Joseph Vazquez pretended that Trump had no racist intent whatsoever:

“As Trump Attacks Diversity, a Racist Undercurrent Surfaces,” read the race-baiting Feb. 3 headline from Times White House correspondent Erica Green that was framed as a news item.

Green seethed at Trump for connecting the previous administration’s obsession with putting wokeism ahead of competence in hiring to the horrific plane crash near Reagan National Airport. Green then twisted Trump’s words to screech “That’s racist!” at a strawman, following a typical media pattern. “The meaning behind his words was clear, that diversity equals incompetence. And for many historians, civil rights leaders, scholars and citizens, it was an unmistakable message of racism in plain sight at the highest levels of American government,” according to Green’s triggered screed.

Of course, “diversity equals incompetence” is not at all what Trump was saying. Rather, Trump was simply alluding to the common sense notion that the color of one’s skin should have no bearing on a government or company’s considerations of a candidate for their workforce in place of their merit and ability. As Martin Luther King Jr. once said, “I have a dream that my four little children will one day live in a nation where they will not be judged by the color of their skin but by the content of their character.”

Then again, this is the same Green who went on a tear against supposedly racist “white parents” in 2021 for daring to take issue with their children being indoctrinated by activist educators with critical race theory (CRT) propaganda. 
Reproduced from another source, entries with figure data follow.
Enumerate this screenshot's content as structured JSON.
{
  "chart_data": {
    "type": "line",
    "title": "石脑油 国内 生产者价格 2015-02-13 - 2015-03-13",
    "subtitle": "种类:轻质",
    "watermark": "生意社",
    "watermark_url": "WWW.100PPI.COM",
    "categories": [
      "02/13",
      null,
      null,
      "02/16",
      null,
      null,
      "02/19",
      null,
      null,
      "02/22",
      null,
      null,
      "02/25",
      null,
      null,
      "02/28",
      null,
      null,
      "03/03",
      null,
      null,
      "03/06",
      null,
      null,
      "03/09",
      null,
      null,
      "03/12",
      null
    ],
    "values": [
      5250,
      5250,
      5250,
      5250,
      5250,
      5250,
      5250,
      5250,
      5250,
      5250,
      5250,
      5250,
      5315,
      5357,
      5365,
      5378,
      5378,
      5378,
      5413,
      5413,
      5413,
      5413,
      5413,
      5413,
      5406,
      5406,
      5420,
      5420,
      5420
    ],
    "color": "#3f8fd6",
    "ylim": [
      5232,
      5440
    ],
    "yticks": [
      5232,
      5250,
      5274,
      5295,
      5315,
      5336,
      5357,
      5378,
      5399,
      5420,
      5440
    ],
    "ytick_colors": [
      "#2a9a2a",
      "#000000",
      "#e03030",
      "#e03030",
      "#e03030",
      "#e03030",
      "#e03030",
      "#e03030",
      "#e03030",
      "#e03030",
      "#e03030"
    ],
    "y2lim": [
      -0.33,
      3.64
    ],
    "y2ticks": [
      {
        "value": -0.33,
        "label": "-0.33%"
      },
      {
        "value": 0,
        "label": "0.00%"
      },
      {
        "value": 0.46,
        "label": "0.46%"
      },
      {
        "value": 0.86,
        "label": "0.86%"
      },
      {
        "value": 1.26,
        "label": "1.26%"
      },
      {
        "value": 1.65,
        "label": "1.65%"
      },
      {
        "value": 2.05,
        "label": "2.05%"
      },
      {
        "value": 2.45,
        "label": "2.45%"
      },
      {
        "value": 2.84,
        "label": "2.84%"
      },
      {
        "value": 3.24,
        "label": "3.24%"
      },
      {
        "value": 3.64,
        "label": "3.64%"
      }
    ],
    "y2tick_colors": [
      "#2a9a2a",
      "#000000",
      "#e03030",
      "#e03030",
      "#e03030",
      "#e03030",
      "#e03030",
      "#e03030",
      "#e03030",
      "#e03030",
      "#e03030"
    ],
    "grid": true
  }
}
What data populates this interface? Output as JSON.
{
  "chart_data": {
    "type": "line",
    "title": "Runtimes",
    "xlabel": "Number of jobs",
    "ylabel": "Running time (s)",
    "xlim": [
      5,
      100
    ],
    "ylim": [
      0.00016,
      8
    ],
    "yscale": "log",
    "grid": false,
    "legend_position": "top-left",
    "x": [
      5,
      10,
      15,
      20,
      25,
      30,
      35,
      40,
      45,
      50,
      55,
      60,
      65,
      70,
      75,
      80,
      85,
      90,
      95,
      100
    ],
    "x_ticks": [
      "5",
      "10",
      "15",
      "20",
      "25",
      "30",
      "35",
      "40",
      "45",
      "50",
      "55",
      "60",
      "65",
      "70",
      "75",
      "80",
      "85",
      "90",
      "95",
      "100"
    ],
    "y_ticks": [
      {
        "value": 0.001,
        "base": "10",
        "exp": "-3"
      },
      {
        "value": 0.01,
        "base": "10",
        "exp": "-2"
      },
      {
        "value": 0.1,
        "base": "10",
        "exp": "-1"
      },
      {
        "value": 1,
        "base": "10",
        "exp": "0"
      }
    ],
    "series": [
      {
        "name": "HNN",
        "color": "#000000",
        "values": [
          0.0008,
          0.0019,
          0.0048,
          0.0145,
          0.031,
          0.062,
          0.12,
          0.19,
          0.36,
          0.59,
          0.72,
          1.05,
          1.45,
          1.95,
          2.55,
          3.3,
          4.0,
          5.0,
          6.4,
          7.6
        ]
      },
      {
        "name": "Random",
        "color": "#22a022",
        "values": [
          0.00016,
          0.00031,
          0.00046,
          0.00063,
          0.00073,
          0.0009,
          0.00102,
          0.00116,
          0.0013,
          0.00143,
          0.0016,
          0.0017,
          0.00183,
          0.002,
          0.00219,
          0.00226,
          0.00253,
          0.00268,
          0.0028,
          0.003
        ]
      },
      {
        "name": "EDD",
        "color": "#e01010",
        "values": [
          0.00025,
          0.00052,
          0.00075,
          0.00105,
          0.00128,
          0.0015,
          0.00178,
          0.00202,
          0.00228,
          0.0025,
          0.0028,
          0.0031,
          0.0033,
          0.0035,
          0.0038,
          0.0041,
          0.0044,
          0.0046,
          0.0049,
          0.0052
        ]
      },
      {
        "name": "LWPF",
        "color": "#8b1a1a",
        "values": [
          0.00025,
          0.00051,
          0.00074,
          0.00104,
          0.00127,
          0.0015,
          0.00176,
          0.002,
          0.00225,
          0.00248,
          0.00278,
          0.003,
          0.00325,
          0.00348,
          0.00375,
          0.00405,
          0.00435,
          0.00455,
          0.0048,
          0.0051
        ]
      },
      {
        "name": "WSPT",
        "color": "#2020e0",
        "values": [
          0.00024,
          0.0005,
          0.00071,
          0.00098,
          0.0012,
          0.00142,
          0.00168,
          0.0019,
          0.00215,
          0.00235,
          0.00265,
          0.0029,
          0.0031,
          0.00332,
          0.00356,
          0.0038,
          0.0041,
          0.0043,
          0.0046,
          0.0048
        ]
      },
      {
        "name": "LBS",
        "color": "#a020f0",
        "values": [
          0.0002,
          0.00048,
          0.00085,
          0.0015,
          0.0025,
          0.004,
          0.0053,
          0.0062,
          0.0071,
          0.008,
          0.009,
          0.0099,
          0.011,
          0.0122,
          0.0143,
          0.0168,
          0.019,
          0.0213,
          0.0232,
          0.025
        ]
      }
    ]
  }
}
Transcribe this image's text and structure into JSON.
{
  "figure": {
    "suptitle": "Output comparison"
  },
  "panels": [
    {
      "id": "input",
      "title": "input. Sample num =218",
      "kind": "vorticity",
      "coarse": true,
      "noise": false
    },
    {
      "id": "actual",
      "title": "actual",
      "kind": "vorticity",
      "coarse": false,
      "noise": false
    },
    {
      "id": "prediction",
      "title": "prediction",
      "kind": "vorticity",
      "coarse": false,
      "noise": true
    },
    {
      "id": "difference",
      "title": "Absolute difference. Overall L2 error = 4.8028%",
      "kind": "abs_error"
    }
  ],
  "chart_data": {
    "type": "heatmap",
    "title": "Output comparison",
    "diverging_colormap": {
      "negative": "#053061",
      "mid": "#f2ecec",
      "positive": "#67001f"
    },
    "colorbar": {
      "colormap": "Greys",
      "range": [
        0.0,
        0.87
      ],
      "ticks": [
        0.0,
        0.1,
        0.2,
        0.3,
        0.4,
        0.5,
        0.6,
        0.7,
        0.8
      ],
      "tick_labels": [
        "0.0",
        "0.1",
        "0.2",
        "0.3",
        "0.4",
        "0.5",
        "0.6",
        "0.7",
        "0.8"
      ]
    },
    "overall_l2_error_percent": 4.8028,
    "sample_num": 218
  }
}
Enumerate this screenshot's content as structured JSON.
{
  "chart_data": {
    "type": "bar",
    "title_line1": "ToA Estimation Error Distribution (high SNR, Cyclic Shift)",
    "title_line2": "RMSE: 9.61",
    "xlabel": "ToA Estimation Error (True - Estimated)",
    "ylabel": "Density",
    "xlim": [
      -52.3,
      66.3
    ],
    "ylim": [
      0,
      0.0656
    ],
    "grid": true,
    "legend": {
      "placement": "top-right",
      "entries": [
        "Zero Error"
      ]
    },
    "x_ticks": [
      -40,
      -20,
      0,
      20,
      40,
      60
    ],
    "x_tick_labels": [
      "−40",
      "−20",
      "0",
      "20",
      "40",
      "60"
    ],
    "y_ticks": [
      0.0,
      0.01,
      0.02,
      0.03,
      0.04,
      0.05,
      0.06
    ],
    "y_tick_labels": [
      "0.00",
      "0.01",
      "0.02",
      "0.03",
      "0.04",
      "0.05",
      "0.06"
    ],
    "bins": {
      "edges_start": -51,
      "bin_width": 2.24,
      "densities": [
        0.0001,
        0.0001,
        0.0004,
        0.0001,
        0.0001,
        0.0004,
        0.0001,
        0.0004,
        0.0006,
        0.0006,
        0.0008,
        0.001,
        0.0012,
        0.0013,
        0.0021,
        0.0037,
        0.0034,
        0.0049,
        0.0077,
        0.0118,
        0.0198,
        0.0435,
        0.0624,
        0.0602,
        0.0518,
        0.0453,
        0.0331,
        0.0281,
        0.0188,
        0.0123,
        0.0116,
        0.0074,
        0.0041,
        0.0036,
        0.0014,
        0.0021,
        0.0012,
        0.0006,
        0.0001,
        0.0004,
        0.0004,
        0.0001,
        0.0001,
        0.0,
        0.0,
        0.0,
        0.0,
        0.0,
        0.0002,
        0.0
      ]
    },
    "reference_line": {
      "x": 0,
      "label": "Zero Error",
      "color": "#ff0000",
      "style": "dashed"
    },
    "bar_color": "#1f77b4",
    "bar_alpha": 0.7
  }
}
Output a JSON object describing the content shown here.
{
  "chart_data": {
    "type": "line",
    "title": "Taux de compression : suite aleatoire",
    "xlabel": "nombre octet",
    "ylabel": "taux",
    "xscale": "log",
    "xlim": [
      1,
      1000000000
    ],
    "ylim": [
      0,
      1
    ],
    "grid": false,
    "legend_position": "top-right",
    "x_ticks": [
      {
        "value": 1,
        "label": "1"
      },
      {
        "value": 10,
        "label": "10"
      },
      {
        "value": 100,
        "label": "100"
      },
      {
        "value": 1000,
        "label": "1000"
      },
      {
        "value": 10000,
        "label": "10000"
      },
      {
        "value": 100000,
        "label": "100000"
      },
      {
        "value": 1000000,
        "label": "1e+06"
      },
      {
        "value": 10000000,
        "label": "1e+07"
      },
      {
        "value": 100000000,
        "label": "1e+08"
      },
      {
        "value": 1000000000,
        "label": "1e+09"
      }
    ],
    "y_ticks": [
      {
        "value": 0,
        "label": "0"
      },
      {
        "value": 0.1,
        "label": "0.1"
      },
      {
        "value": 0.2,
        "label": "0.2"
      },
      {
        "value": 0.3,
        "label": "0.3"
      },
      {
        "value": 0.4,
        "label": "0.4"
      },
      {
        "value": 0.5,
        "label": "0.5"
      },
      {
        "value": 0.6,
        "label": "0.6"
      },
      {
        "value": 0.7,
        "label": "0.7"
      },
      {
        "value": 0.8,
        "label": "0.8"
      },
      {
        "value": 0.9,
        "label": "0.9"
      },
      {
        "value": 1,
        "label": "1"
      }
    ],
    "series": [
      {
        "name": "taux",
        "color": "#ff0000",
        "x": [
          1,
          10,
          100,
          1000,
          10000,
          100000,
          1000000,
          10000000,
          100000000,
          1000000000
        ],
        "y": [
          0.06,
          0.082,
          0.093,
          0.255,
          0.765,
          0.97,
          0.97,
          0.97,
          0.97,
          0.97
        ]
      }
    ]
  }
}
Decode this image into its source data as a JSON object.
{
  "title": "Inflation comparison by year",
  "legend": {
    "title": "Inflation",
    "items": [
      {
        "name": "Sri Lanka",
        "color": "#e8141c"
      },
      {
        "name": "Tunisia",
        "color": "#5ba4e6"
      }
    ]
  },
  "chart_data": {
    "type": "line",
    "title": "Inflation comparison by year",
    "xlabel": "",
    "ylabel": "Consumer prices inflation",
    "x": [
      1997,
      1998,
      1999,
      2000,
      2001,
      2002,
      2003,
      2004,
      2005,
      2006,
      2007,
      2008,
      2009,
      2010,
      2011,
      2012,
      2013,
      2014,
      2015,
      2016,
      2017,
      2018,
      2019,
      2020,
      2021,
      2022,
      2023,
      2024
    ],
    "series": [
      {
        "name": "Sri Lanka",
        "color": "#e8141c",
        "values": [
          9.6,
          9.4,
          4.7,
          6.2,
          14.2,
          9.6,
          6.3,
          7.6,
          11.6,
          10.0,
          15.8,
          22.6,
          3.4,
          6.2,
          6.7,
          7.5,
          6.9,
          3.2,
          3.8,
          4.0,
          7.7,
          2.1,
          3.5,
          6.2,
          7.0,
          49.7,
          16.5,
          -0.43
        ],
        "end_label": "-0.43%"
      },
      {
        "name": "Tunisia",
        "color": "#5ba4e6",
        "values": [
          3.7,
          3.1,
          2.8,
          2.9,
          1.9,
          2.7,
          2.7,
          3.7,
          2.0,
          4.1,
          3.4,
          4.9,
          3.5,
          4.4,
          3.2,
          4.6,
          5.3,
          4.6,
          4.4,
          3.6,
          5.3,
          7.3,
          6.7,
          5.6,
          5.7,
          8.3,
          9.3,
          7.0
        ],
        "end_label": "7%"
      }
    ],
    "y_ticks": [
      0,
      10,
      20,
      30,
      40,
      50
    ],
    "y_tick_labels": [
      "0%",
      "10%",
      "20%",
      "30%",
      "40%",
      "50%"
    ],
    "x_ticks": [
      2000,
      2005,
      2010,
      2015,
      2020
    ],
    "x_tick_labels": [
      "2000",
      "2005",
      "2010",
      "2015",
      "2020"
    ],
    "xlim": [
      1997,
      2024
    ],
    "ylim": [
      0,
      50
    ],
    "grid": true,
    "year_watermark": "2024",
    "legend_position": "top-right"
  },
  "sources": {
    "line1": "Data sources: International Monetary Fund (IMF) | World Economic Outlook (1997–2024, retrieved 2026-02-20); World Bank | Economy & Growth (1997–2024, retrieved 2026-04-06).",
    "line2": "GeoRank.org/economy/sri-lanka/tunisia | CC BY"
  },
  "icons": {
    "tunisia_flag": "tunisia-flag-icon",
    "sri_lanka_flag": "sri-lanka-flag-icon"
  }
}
And right-wing anti-DEI and anti-CRT ranting is somehow not propaganda?

Houck used a Feb. 11 post to tout how at the right-wing Daily Caller, “our friends Amber Duke and Reagan Reese did a deep dive of nearly 2,400 words on the long, troubling history of close calls at Reagan National Airport in Arlington, Virginia across from Washington D.C. leading up to the deadly mid-air collision on January 29 that left 67 dead.” But those writers didn’t blame DEI once, which would seem to put the lie to Trump’s remarks.